LAS VEGAS — While many countries are still trying to qualify for the 2016 Rio de Janeiro Olympics in men’s basketball, Team USA is already lining up guys to play.
Not just next summer, but potentially five summers down the line.
Firmly perched atop the basketball world but forever mindful of how they were once knocked off, the Americans took a few days last week to begin their preparations for 2016 — and 2020. And way beyond that.
“We’re trying to build something that can last forever,” said NBA star LeBron James.

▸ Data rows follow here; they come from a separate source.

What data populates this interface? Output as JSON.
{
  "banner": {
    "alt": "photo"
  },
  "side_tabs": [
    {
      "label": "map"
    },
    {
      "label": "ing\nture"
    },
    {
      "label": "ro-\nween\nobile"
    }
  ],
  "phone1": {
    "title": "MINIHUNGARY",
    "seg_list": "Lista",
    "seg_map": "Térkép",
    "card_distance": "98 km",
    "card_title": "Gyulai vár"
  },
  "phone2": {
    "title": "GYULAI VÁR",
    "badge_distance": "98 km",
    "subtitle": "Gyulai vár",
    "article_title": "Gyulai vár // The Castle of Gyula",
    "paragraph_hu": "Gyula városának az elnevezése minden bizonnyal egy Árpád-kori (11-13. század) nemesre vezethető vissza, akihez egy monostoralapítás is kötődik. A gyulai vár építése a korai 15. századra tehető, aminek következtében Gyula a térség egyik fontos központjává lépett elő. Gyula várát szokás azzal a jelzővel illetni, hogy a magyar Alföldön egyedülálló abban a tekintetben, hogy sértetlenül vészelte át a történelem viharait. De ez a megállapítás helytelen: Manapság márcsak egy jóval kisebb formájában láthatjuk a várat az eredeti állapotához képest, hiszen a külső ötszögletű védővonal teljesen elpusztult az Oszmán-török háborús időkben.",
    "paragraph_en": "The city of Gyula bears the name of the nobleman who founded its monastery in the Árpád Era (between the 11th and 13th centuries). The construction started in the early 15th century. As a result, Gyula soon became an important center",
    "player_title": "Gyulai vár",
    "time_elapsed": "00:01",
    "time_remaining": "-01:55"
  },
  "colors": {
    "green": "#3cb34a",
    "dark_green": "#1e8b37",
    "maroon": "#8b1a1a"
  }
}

The Americans’ practices in Las Vegas were short and light, though it’s not like they have a lot of work to do. Ten months before finalizing the Olympic team for Rio, USA Basketball chairman Jerry Colangelo said if everyone is healthy, this will be the best U.S. squad ever assembled. The opening of the first practice in Las Vegas demonstrated what Colangelo and U.S. coach Mike Krzyzewski of Duke have built.
The Americans posed for a team picture, five rows of about 40 players, coaches and officials representing the past, present and future of the program, from guys who have been in the program for a decade to others who are starting their international careers.
“We don’t only have a pool of players,” Coach K said, “we have a pool of gold medal winners. But you still have to bring new guys in because it’s going to keep going and even if, say a guy would not make the team next year, he potentially could be a star (later). That’s how you have to keep the culture going, and thank goodness these guys have recommitted each time.”
The national team is 75-1 since Colangelo implemented the program after the Americans’ bronze medal finish at the Athens Games in 2004. He and Krzyzewski built something in which the NBA’s best not only want to play, but want to keep doing it.